Slechts 23 procent van de gehele advocatuur is actief als sociaal advocaat. Dat lijkt veel, totdat het wordt afgezet tegen de 350.000 aanvragen per jaar. Dat aantal is veel te hoog om aan te kunnen door zo’n kleine groep, zegt de Nederlandse Orde van Advocaten (NOvA).
De sociale advocatuur werkt volgens een puntensysteem
De vergoeding van sociaal advocaten gaat volgens een puntensysteem en een vast uurtarief.
- Puntensysteem: sociale advocaten krijgen per zaak een vast aantal punten toegekend, waarbij 1 punt overeenkomt met ongeveer 1 uur werk. De vergoeding is gebaseerd op dit maximum aantal punten, terwijl de daadwerkelijk bestede uren vaak ruimschoots overschreden worden. Extra gewerkte uren worden niet betaald. Dat nemen deze advocaten vaak voor eigen rekening, wat hun bedrijfsvoering in gevaar brengt.
- Uurtarief: per uur krijgen zij slechts 134 euro, waar zij hun hele kantoor inclusief personeel van moeten laten draaien. De vele onbetaalde overuren zijn ongunstig.
- Eigen bijdrage: cliƫnten betalen een eigen bijdrage van 176 euro. Vaak kunnen zij ook dat bedrag niet ophoesten en dragen de advocaten ook hiervan de kosten.
Structurele personele problemen
Door het huidige financieringsstelsel is de sociale advocatuur op meerdere fronten in last. Er is momenteel een ontoereikende instroom. Er komt nauwelijks nieuwe aanwas. Voor jonge advocaten is de baan financieel en organisatorisch weinig aantrekkelijk. Daarnaast zijn er weinig opleidingsplekken. Advocaat word je na een stage van 3 jaar. Daar moet dan wel geld voor zijn. Ook stappen er door de lage vergoedingen en de hoge werkdruk veel ervaren advocaten uit het vak.
Cijfers op een rijtje
Als we kijken naar de uittredingen in de laatste 5 jaar jaar alleen al, dan zien we de volgende cijfers:
- 900 sociaal advocaten hebben de sector verlaten, wat neerkomt op een daling van 13 procent.

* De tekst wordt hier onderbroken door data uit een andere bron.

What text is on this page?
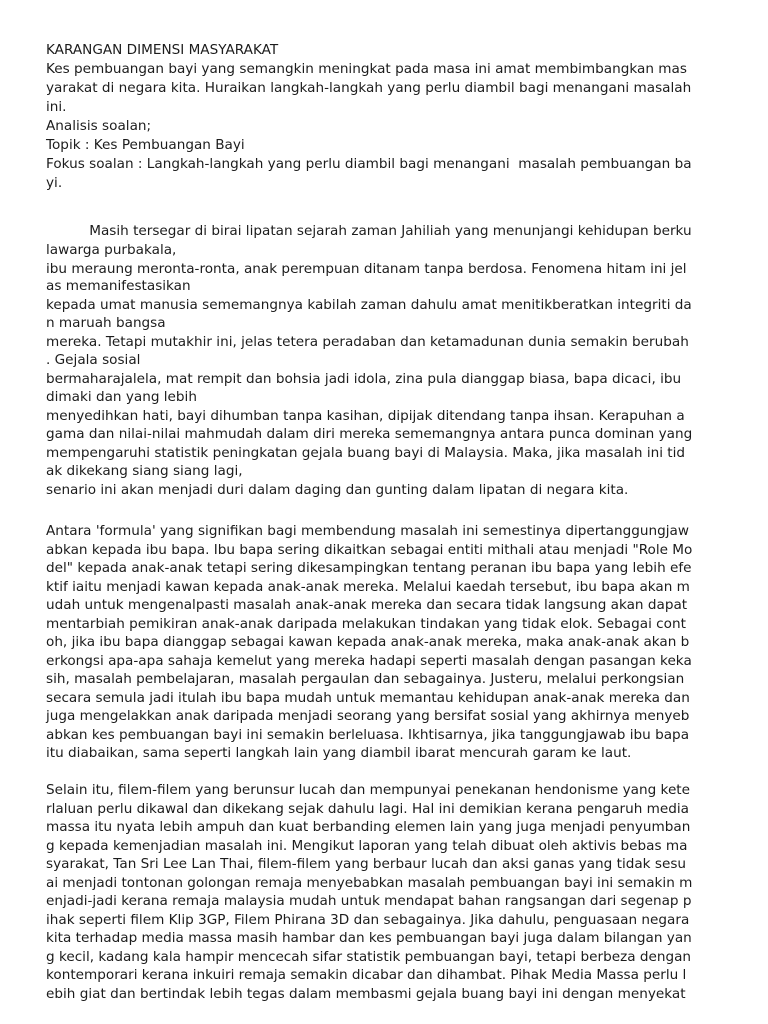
KARANGAN DIMENSI MASYARAKAT

Kes pembuangan bayi yang semangkin meningkat pada masa ini amat membimbangkan mas

yarakat di negara kita. Huraikan langkah-langkah yang perlu diambil bagi menangani masalah

ini.

Analisis soalan;

Topik : Kes Pembuangan Bayi

Fokus soalan : Langkah-langkah yang perlu diambil bagi menangani  masalah pembuangan ba

yi.

Masih tersegar di birai lipatan sejarah zaman Jahiliah yang menunjangi kehidupan berku

lawarga purbakala,

ibu meraung meronta-ronta, anak perempuan ditanam tanpa berdosa. Fenomena hitam ini jel

as memanifestasikan

kepada umat manusia sememangnya kabilah zaman dahulu amat menitikberatkan integriti da

n maruah bangsa

mereka. Tetapi mutakhir ini, jelas tetera peradaban dan ketamadunan dunia semakin berubah

. Gejala sosial

bermaharajalela, mat rempit dan bohsia jadi idola, zina pula dianggap biasa, bapa dicaci, ibu

dimaki dan yang lebih

menyedihkan hati, bayi dihumban tanpa kasihan, dipijak ditendang tanpa ihsan. Kerapuhan a

gama dan nilai-nilai mahmudah dalam diri mereka sememangnya antara punca dominan yang

mempengaruhi statistik peningkatan gejala buang bayi di Malaysia. Maka, jika masalah ini tid

ak dikekang siang siang lagi,

senario ini akan menjadi duri dalam daging dan gunting dalam lipatan di negara kita.

Antara 'formula' yang signifikan bagi membendung masalah ini semestinya dipertanggungjaw

abkan kepada ibu bapa. Ibu bapa sering dikaitkan sebagai entiti mithali atau menjadi "Role Mo

del" kepada anak-anak tetapi sering dikesampingkan tentang peranan ibu bapa yang lebih efe

ktif iaitu menjadi kawan kepada anak-anak mereka. Melalui kaedah tersebut, ibu bapa akan m

udah untuk mengenalpasti masalah anak-anak mereka dan secara tidak langsung akan dapat

mentarbiah pemikiran anak-anak daripada melakukan tindakan yang tidak elok. Sebagai cont

oh, jika ibu bapa dianggap sebagai kawan kepada anak-anak mereka, maka anak-anak akan b

erkongsi apa-apa sahaja kemelut yang mereka hadapi seperti masalah dengan pasangan keka

sih, masalah pembelajaran, masalah pergaulan dan sebagainya. Justeru, melalui perkongsian

secara semula jadi itulah ibu bapa mudah untuk memantau kehidupan anak-anak mereka dan

juga mengelakkan anak daripada menjadi seorang yang bersifat sosial yang akhirnya menyeb

abkan kes pembuangan bayi ini semakin berleluasa. Ikhtisarnya, jika tanggungjawab ibu bapa

itu diabaikan, sama seperti langkah lain yang diambil ibarat mencurah garam ke laut.

Selain itu, filem-filem yang berunsur lucah dan mempunyai penekanan hendonisme yang kete

rlaluan perlu dikawal dan dikekang sejak dahulu lagi. Hal ini demikian kerana pengaruh media

massa itu nyata lebih ampuh dan kuat berbanding elemen lain yang juga menjadi penyumban

g kepada kemenjadian masalah ini. Mengikut laporan yang telah dibuat oleh aktivis bebas ma

syarakat, Tan Sri Lee Lan Thai, filem-filem yang berbaur lucah dan aksi ganas yang tidak sesu

ai menjadi tontonan golongan remaja menyebabkan masalah pembuangan bayi ini semakin m

enjadi-jadi kerana remaja malaysia mudah untuk mendapat bahan rangsangan dari segenap p

ihak seperti filem Klip 3GP, Filem Phirana 3D dan sebagainya. Jika dahulu, penguasaan negara

kita terhadap media massa masih hambar dan kes pembuangan bayi juga dalam bilangan yan

g kecil, kadang kala hampir mencecah sifar statistik pembuangan bayi, tetapi berbeza dengan

kontemporari kerana inkuiri remaja semakin dicabar dan dihambat. Pihak Media Massa perlu l

ebih giat dan bertindak lebih tegas dalam membasmi gejala buang bayi ini dengan menyekat
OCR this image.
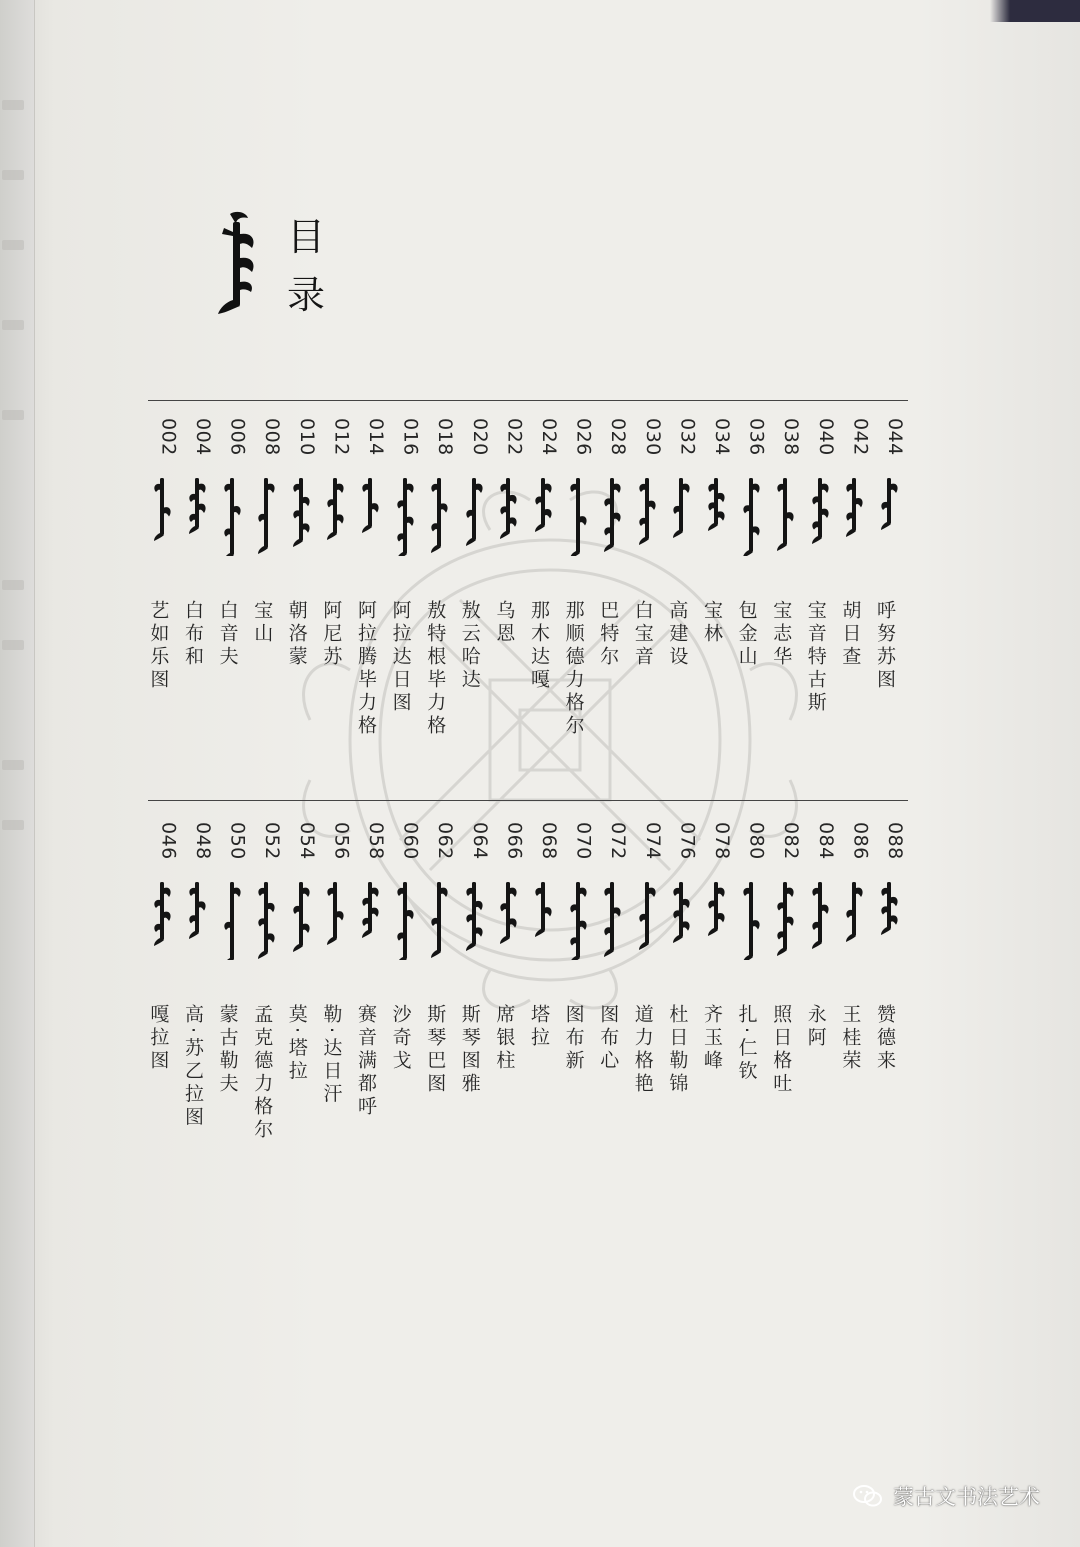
目
录
044
呼努苏图
042
胡日查
040
宝音特古斯
038
宝志华
036
包金山
034
宝林
032
高建设
030
白宝音
028
巴特尔
026
那顺德力格尔
024
那木达嘎
022
乌恩
020
敖云哈达
018
敖特根毕力格
016
阿拉达日图
014
阿拉腾毕力格
012
阿尼苏
010
朝洛蒙
008
宝山
006
白音夫
004
白布和
002
艺如乐图
088
赞德来
086
王桂荣
084
永阿
082
照日格吐
080
扎·仁钦
078
齐玉峰
076
杜日勒锦
074
道力格艳
072
图布心
070
图布新
068
塔拉
066
席银柱
064
斯琴图雅
062
斯琴巴图
060
沙奇戈
058
赛音满都呼
056
勒·达日汗
054
莫·塔拉
052
孟克德力格尔
050
蒙古勒夫
048
高·苏乙拉图
046
嘎拉图
蒙古文书法艺术
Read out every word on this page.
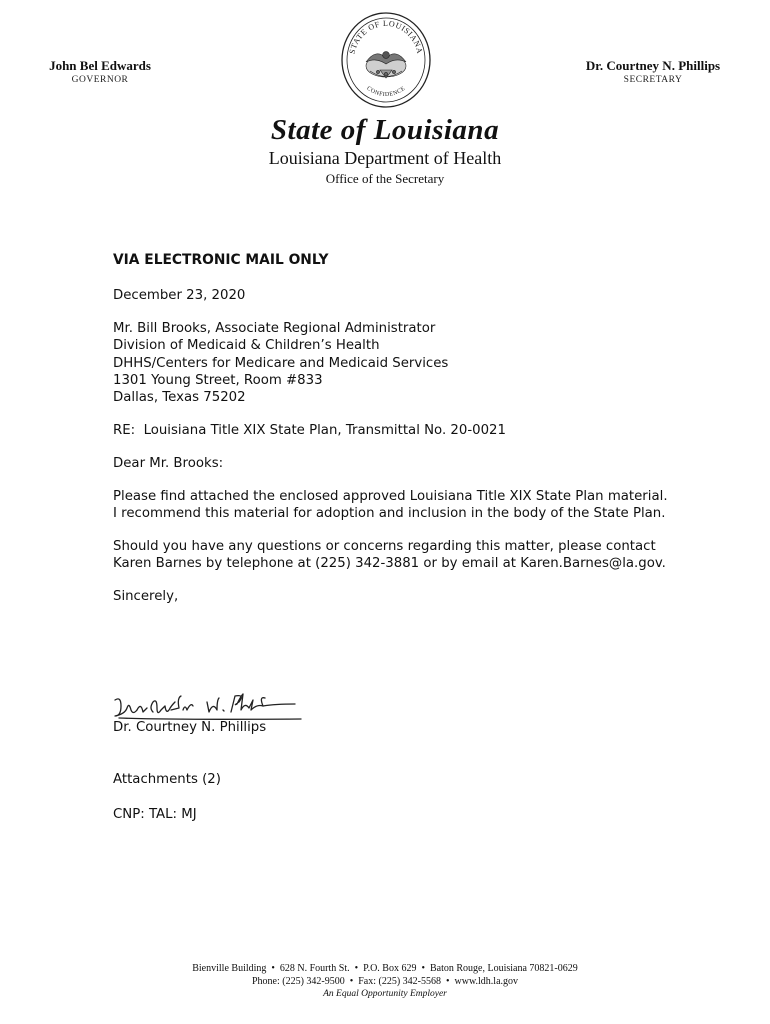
John Bel Edwards
GOVERNOR
STATE OF LOUISIANA
CONFIDENCE
Dr. Courtney N. Phillips
SECRETARY
State of Louisiana
Louisiana Department of Health
Office of the Secretary

VIA ELECTRONIC MAIL ONLY

December 23, 2020

Mr. Bill Brooks, Associate Regional Administrator
Division of Medicaid & Children’s Health
DHHS/Centers for Medicare and Medicaid Services
1301 Young Street, Room #833
Dallas, Texas 75202

RE:  Louisiana Title XIX State Plan, Transmittal No. 20-0021

Dear Mr. Brooks:

Please find attached the enclosed approved Louisiana Title XIX State Plan material. I recommend this material for adoption and inclusion in the body of the State Plan.

Should you have any questions or concerns regarding this matter, please contact Karen Barnes by telephone at (225) 342-3881 or by email at Karen.Barnes@la.gov.

Sincerely,

Dr. Courtney N. Phillips
Attachments (2)
CNP: TAL: MJ
Bienville Building  •  628 N. Fourth St.  •  P.O. Box 629  •  Baton Rouge, Louisiana 70821-0629
Phone: (225) 342-9500  •  Fax: (225) 342-5568  •  www.ldh.la.gov
An Equal Opportunity Employer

- Hiervan betreft 51 procent advocaten in de leeftijd van 20 tot 35 jaar.
- De komende jaren gaan naar verwachting 2.500 sociaal advocaten met pensioen.
- In 2024 stopten er 307 advocaten, waarvan ongeveer 50 procent jonger dan 35 jaar.
Financiering sociale advocatuur
In 2017 is er vanwege de toeslagenaffaire door de regering een eenmalige extra financiering van 154 miljoen euro in de sociale advocatuur gestopt. Maar de behoefte is structureel. Om de sector toekomstbestendig te maken, is er jaarlijks een extra bedrag van 40 miljoen nodig, stelt het rapport van de commissie-Van der Meer II vast. De Nederlandse Orde van Advocaten is positief over deze aanbevelingen.
(Bron: NOvA, NRC, NOS, Tweede Kamer, commissie-Van der Meer II, archief. Foto: ANP)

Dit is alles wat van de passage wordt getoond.